The prompts this time were:
It’s time to untame yourself
Bleeding for you/Not bleeding for you
All he wanted to do was revive her
What I wrote is below.
_______________________
He reaches the twenty-year mark and finally scatters her ashes at the beach. It takes as long as it takes, I suppose. There’s no schedule for grief. It’s a less-than-eventful event: the cool wind, the overcast sky, the silly selfies of the three siblings, their eyes like cats, their eyebrows distinctive.
Afterward, they meet friends at a nearby restaurant, and he orders a dry Rob Roy straight up with a twist. It was her drink. He ordered one years ago in her honor and found the taste of scotch too intense, but this evening it tastes sweet and he drinks it happily. The sunset is hot pink, and he orders Fettucine Alfredo with prawns, eats too much garlic bread, shares a good bottle of wine. No speeches or poetry. No tears.
For years and years after her death she followed him around, popping up unexpectedly in places he hadn’t invited her: the cafe that served violet mousse in Paris, the beach in Miami, under the stars that first night in Mexico. But to be honest, he conjured her up, too: under the high ceilings in Marshall Fields, at the farmers’ market in LA, those birthday parties for his youngest nephew when he baked the cake, chocolate with chocolate chip frosting, or yellow cake with fudge frosting.

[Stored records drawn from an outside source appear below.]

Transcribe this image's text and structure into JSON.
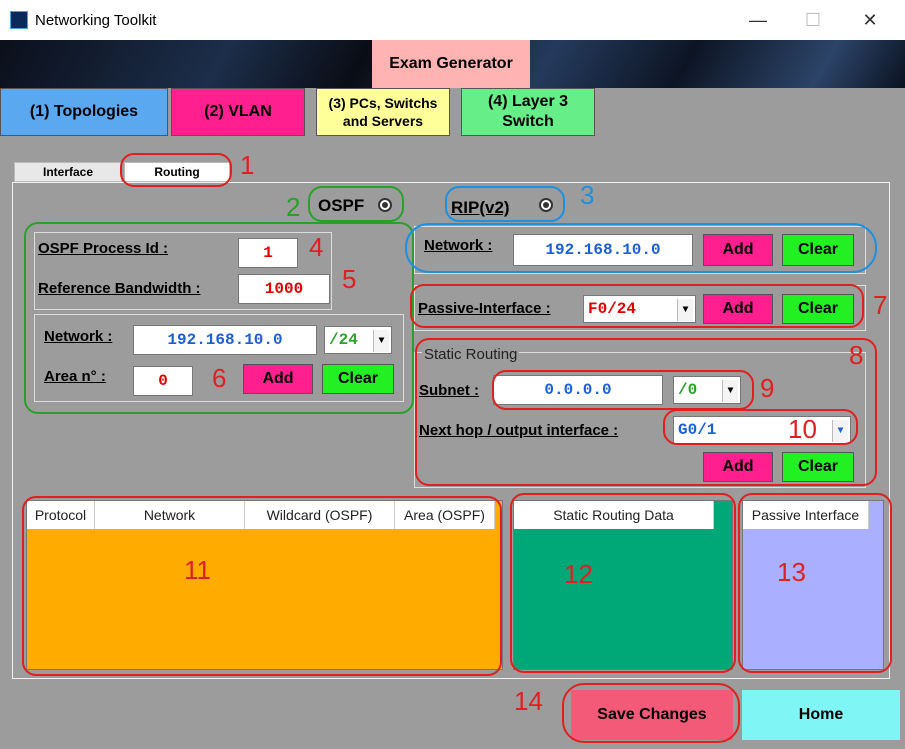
{
  "window": {
    "title": "Networking Toolkit",
    "minimize": "—",
    "maximize": "☐",
    "close": "✕"
  },
  "exam_button": "Exam Generator",
  "nav": {
    "topologies": "(1) Topologies",
    "vlan": "(2) VLAN",
    "pcs": "(3) PCs, Switchs and Servers",
    "layer3": "(4) Layer 3 Switch"
  },
  "tabs": {
    "interface": "Interface",
    "routing": "Routing"
  },
  "protocols": {
    "ospf": "OSPF",
    "rip": "RIP(v2)"
  },
  "ospf": {
    "process_label": "OSPF Process Id :",
    "process_value": "1",
    "bandwidth_label": "Reference Bandwidth :",
    "bandwidth_value": "1000",
    "network_label": "Network :",
    "network_value": "192.168.10.0",
    "mask_value": "/24",
    "area_label": "Area n° :",
    "area_value": "0",
    "add": "Add",
    "clear": "Clear"
  },
  "rip": {
    "network_label": "Network :",
    "network_value": "192.168.10.0",
    "add": "Add",
    "clear": "Clear"
  },
  "passive": {
    "label": "Passive-Interface :",
    "value": "F0/24",
    "add": "Add",
    "clear": "Clear"
  },
  "static": {
    "title": "Static Routing",
    "subnet_label": "Subnet :",
    "subnet_value": "0.0.0.0",
    "mask_value": "/0",
    "nexthop_label": "Next hop / output interface :",
    "nexthop_value": "G0/1",
    "add": "Add",
    "clear": "Clear"
  },
  "tables": {
    "routing": {
      "headers": [
        "Protocol",
        "Network",
        "Wildcard (OSPF)",
        "Area (OSPF)"
      ],
      "color": "#ffab00"
    },
    "static": {
      "header": "Static Routing Data",
      "color": "#00a878"
    },
    "passive": {
      "header": "Passive Interface",
      "color": "#aab0ff"
    }
  },
  "footer": {
    "save": "Save Changes",
    "home": "Home"
  },
  "annotations": [
    "1",
    "2",
    "3",
    "4",
    "5",
    "6",
    "7",
    "8",
    "9",
    "10",
    "11",
    "12",
    "13",
    "14"
  ],
  "colors": {
    "annotation_red": "#e02020",
    "annotation_green": "#2aa02a",
    "annotation_blue": "#1e90e0"
  }
}
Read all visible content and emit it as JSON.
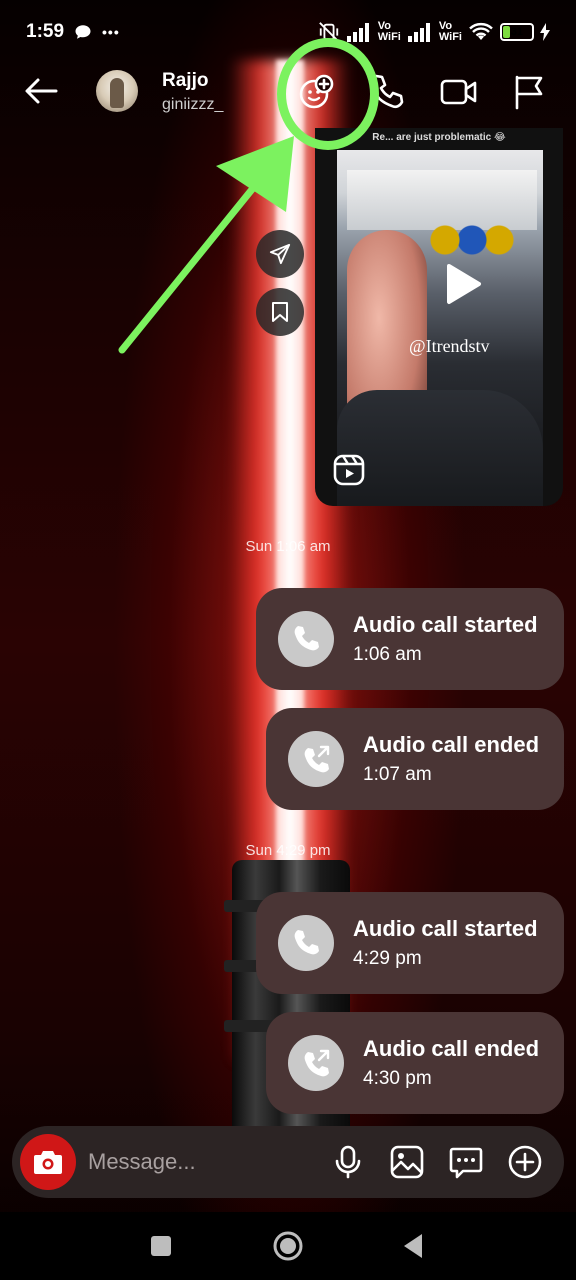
{
  "status_bar": {
    "time": "1:59",
    "dots": "•••",
    "volte1_top": "Vo",
    "volte1_bottom": "WiFi",
    "volte2_top": "Vo",
    "volte2_bottom": "WiFi",
    "battery_level": "31",
    "battery_fraction": 0.31,
    "battery_color": "#7ddc3f"
  },
  "header": {
    "contact_name": "Rajjo",
    "contact_username": "giniizzz_",
    "icons": [
      "back-arrow-icon",
      "effects-icon",
      "phone-icon",
      "video-call-icon",
      "flag-icon"
    ]
  },
  "annotation": {
    "color": "#7cf25f"
  },
  "reel": {
    "caption": "Re... are just problematic 😂",
    "watermark": "@Itrendstv",
    "icons": [
      "play-icon",
      "reels-icon",
      "share-icon",
      "bookmark-icon"
    ]
  },
  "messages": [
    {
      "type": "timestamp",
      "text": "Sun 1:06 am"
    },
    {
      "type": "call",
      "title": "Audio call started",
      "time": "1:06 am",
      "icon": "phone-icon"
    },
    {
      "type": "call",
      "title": "Audio call ended",
      "time": "1:07 am",
      "icon": "phone-outgoing-icon"
    },
    {
      "type": "timestamp",
      "text": "Sun 4:29 pm"
    },
    {
      "type": "call",
      "title": "Audio call started",
      "time": "4:29 pm",
      "icon": "phone-icon"
    },
    {
      "type": "call",
      "title": "Audio call ended",
      "time": "4:30 pm",
      "icon": "phone-outgoing-icon"
    }
  ],
  "composer": {
    "placeholder": "Message...",
    "icons": [
      "camera-icon",
      "microphone-icon",
      "gallery-icon",
      "sticker-icon",
      "plus-icon"
    ],
    "camera_color": "#d01717"
  },
  "colors": {
    "bubble": "#4a3535",
    "composer_bg": "#2c2424"
  }
}
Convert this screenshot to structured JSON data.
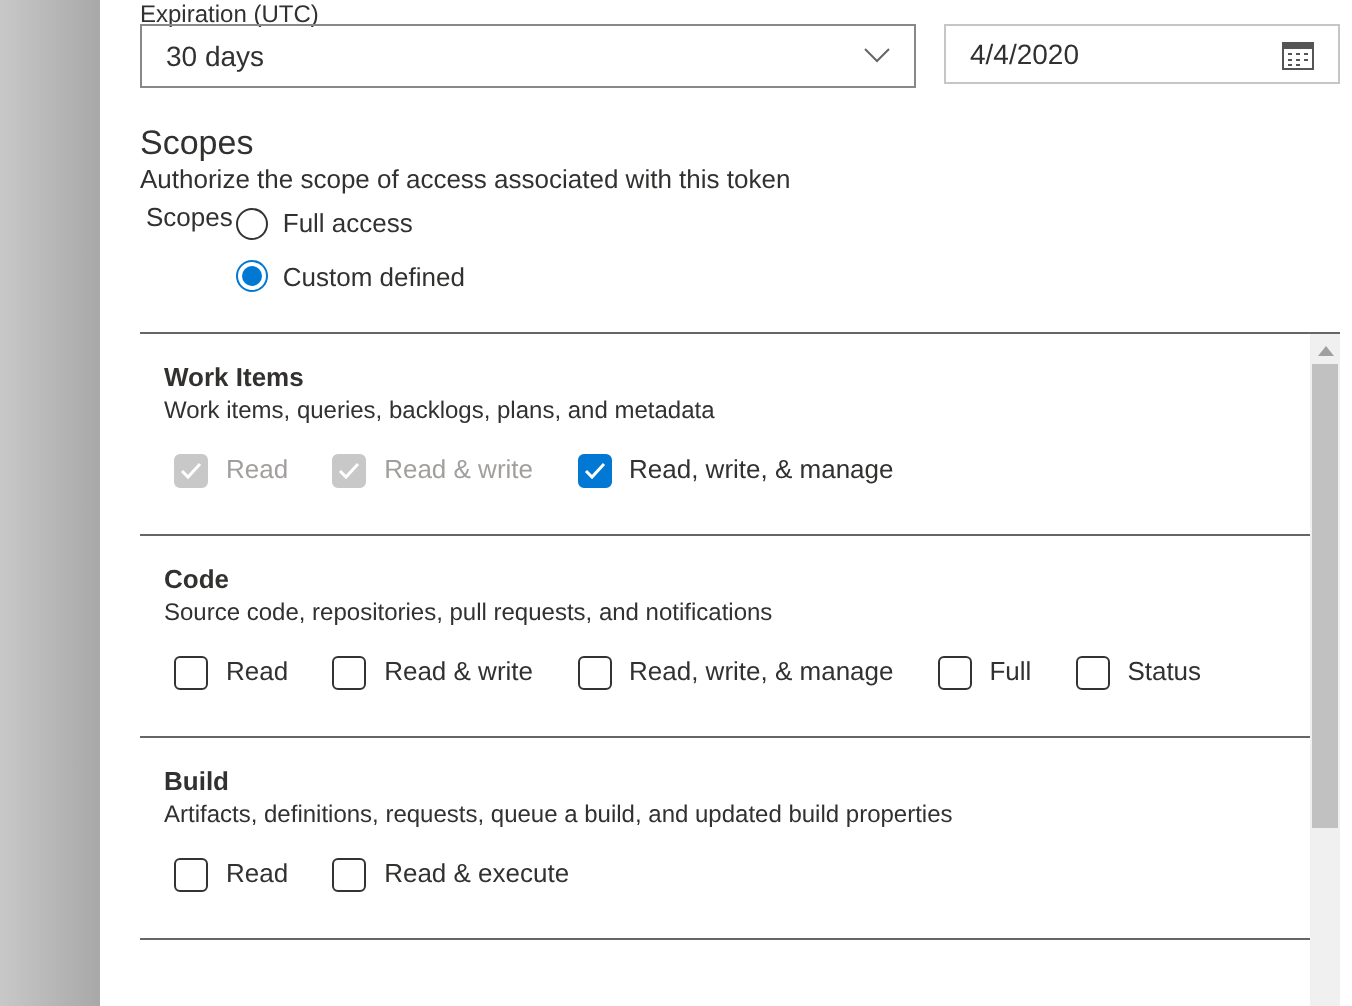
{
  "expiration": {
    "label": "Expiration (UTC)",
    "duration": "30 days",
    "date": "4/4/2020"
  },
  "scopes": {
    "title": "Scopes",
    "description": "Authorize the scope of access associated with this token",
    "group_label": "Scopes",
    "options": [
      {
        "label": "Full access",
        "selected": false
      },
      {
        "label": "Custom defined",
        "selected": true
      }
    ]
  },
  "sections": [
    {
      "title": "Work Items",
      "description": "Work items, queries, backlogs, plans, and metadata",
      "options": [
        {
          "label": "Read",
          "checked": true,
          "disabled": true
        },
        {
          "label": "Read & write",
          "checked": true,
          "disabled": true
        },
        {
          "label": "Read, write, & manage",
          "checked": true,
          "disabled": false
        }
      ]
    },
    {
      "title": "Code",
      "description": "Source code, repositories, pull requests, and notifications",
      "options": [
        {
          "label": "Read",
          "checked": false,
          "disabled": false
        },
        {
          "label": "Read & write",
          "checked": false,
          "disabled": false
        },
        {
          "label": "Read, write, & manage",
          "checked": false,
          "disabled": false
        },
        {
          "label": "Full",
          "checked": false,
          "disabled": false
        },
        {
          "label": "Status",
          "checked": false,
          "disabled": false
        }
      ]
    },
    {
      "title": "Build",
      "description": "Artifacts, definitions, requests, queue a build, and updated build properties",
      "options": [
        {
          "label": "Read",
          "checked": false,
          "disabled": false
        },
        {
          "label": "Read & execute",
          "checked": false,
          "disabled": false
        }
      ]
    }
  ]
}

In the months after his father dies, they both come to him in his dreams. They are all forty-something, and the three of them sit together catching up like old friends, drinking champagne or iced tea, and sometimes Martinis. “I never really liked vodka,” she says, and he knows this about her. “But this is delicious,” she adds, sipping on a bright yellow Lemon Drop or a pink Cosmopolitan. “Honey, this is really good.”
For years there were nightmares, horrible scenes from his adolescence revived with intensified, vivid details: naked flesh, feces, fear and confusion. Shame. But after his father dies, the nightmares stop and never return. Never. And now, after the ashes are scattered into the ocean, the haunting drums to a close, too, like contractions after a long labor, shutting down like water from a hose, first a trickle, then nothing.
He thinks of her, of course, the beautiful smile, the creamy white skin, her sing-song voice and lovely hair. But she’s no longer an apparition, just a memory of a person he once knew. It’s as though she’s finally found a new home and is settled there. They’ve lost touch, but he’s happy for her.